Second, when it comes to the backhaul example, I think you are much better off modelling it as two seperate shipments, especially since capacity consumption of the backhaul shipment usually differs from the “main” shipment.
But I think also that jsprit should be developed so that one can model its own business specific case and if @Balage1551 thinks a new job type solves it, it should be possible.

EDIT: We might think of a job as a sequence of related activities. For example, a service is basically a single Pickup- or DeliveryActivity. A shipment is a sequence of a Pickup- AND DeliveryActivity, but one can also think of another job that is a sequence of four activities Do-A, Do-B, Do-C an finally Do-D.

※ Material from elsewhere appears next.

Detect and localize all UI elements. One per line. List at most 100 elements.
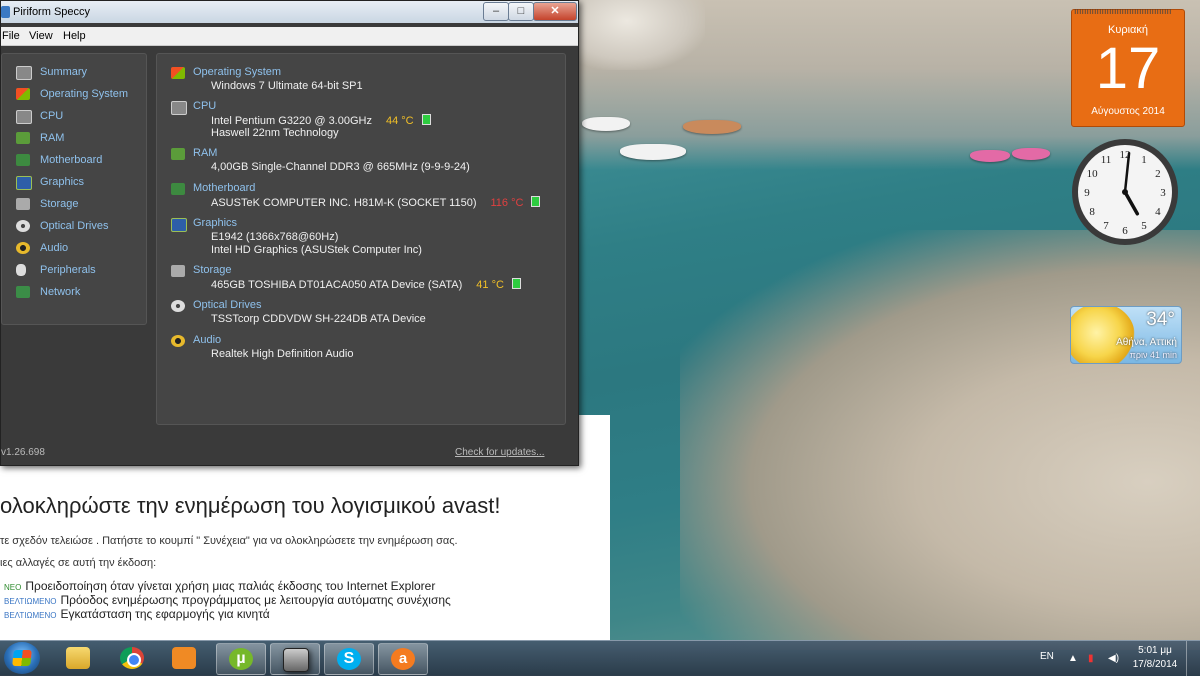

EDIT2: The problem that I see here is that we need a mechanism that lets the user of a new activity define which impact this activity has on vehicle capacity, time windows and the various core constraints. This is a huge challenge. Additionally, one needs to generalize job insertion, for example, if you have a job with 4 activities, you first need to calculate insertion costs of the first act, then given insertion of first act, the insertion costs of the second act. Given first and second, the insertion costs of third etc… This is challenging too. When using Service and Shipments only, you can leverage existing insertion approach and just controll insertion via constraints.

is it possible to generalize ShipmentInsertionCalculator so that it can fit a job with any number of (sequenced) activities?